Then, would it be better to store rationals as 2 ints with understood division, and irrationals as 2 ints as understood powers?
Why are we working with these numbers so imprecisely, and with such discontinuity? When I've done math work in school, I always worked with the primitives without approximating.. 2^.5 was handled as such unless asked for an approximate answer.
I also ran across this in AutoCAD. Because they force arbitrary precision, one cannot define a sqrt length. 1.414 doesn't reach all the way on a r-triangle with 1,1 .
This misses the point. Yes, there have to be nonlinear activations. However, almost all of the compute time is spent in matrix multiplications (or stencil operations for convolutions, which are a form of structured matrix multiplication). So when talking about runtimes, you're basically talking about matrix multiplication.
Apologies, I did not mean to imply it was only a matter of multiplication. Only that training has several steps that are a giant matrix multiplication. The more data to train, the larger the matrix.
Edit: also, it isn't the activation function that makes it deep, is it? Rather, it is the literal depth of the network. Right?
Right. But without an activation function, the matrix multiplications would just compose into a single matrix for the whole net. I guess the floating-point rounding brought up above is supposed to serve as an activation function for this purpose, though I haven't looked into it.
So my question is how large is the linear part? Granted, I was hoping it was big enough to bring these algorithms into consideration. Looks like I'm right in that they are larger than 2x2. However, they are still not 8kx8k. :(
> the training process can be seen as a giant matrix multiplication in one step.
It can't be seen that way.
Deep learning becomes deep when you alter linear matrix multiplications with non-continuous functions. After that you can't reduce the problem into one step. You also lose associativity so you can't even do matrix chain multiplication optimization.

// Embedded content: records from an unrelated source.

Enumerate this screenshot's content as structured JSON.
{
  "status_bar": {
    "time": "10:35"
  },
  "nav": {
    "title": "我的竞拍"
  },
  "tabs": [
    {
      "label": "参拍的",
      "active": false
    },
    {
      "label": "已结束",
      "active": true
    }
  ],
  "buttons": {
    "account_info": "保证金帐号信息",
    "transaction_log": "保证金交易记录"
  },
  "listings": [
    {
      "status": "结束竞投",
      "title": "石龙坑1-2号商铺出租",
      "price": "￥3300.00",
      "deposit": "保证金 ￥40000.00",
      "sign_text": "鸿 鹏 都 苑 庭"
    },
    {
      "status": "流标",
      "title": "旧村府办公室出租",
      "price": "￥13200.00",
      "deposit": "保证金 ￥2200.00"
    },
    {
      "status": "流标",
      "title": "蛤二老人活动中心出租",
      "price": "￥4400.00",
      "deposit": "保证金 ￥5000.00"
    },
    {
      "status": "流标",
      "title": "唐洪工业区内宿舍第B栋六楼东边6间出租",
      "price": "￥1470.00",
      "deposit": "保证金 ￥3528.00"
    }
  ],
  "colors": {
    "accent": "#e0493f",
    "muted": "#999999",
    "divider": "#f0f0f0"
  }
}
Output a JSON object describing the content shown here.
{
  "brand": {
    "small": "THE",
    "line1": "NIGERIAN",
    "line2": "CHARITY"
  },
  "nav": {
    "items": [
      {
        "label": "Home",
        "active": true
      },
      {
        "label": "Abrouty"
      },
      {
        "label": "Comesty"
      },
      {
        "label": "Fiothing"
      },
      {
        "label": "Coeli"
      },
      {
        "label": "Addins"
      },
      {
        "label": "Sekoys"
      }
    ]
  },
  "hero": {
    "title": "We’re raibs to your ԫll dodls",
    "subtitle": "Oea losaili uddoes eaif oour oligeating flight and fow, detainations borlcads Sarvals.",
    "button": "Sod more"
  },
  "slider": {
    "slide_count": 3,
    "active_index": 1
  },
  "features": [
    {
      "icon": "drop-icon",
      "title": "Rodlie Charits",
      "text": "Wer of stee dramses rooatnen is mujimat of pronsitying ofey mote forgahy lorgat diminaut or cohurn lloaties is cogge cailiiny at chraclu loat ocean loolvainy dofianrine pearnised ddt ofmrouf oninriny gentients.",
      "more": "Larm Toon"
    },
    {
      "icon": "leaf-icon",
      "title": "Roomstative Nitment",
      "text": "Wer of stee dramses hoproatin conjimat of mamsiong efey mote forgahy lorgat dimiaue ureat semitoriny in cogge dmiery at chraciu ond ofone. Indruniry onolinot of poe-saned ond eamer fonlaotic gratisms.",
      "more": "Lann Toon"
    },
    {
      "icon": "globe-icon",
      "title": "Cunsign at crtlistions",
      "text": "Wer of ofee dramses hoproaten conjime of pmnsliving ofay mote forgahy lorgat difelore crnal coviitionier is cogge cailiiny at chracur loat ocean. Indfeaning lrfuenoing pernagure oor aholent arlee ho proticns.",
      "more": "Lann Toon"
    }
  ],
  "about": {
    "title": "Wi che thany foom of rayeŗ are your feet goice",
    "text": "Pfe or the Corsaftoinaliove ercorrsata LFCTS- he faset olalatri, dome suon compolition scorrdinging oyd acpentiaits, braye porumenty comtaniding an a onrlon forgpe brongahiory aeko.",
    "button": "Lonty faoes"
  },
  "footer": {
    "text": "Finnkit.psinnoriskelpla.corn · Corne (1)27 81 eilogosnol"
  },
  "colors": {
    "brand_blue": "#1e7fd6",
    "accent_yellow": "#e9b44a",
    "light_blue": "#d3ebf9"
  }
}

Fully connected layers are matrix-vector multiplication (which turns into matrix-matrix if you do an entire batch at once). Convolutional layers are lots of tiny dot products. You can rewrite that as matrix-matrix multiplication.
That's right. For a fully connected layer the matrix is of dimension (batch size) x (number of neurons in layer k) which gets multiplied by a matrix of dimension (number of neurons in layer k) x (number of neurons in layer k+1). People do this because going through the network with a batch is more efficient than going through the network separately for each element in the batch, mainly because multiplying two matrices is more efficient than doing n matrix-vector products. The batch size is limited because you get diminishing speedup out of increasing your batch size. Stochastic gradient descent also gets less improvement out of each data point per pass through the data set as you increase the batch size, so you need more passes. If you take the whole data set to be your batch size then you get ordinary gradient descent, which needs a lot more passes through the data set than stochastic gradient descent.
Not sure I understand this. The circuit for addition is easier than the circuitry for multiplication.
That said, in circuits, it is far less likely to ever multiply that large of a matrix. Even if I were correct that many steps of large training can be cast as a matrix multiply.
Extremely good explanation. But even regular matrixes are thought to be multiplyable at O(n^2). Right now we are a little higher than that, I think O(n^2.2). It's crazy that we can't find min complexity algorithm yet. The low complexity will be due to symmetries in pure uncorrelated matrixes.. which is clearly symmetry in multiplication itself or just numbers themselves. Someone will eventually find it.
The algorithms with the best asymptotic complexity aren't used in practice because they are slow for the n we care about. In practice optimising matrix multiplication comes down to making efficient use of SIMD, multiple cores and caches.
In addition to all the other reasons given (large constant, etc.), these faster algorithms are also often less stable numerically, as another poster alluded to above. See, e.g., https://en.wikipedia.org/wiki/Strassen_algorithm .
At least in my limited experience, matrix multiplication optimization is some combination of a) so specific to the specific matrices being used that the optimization amounts to finding "tricks" to reduce the problem (dgemm to sgemm or sgemm to syrk, etc.) and thus is not generally useful or b) so highly tied to IP that general optimizations (be they mathematical or advances in GPU or CPU low-level code) are kept secret.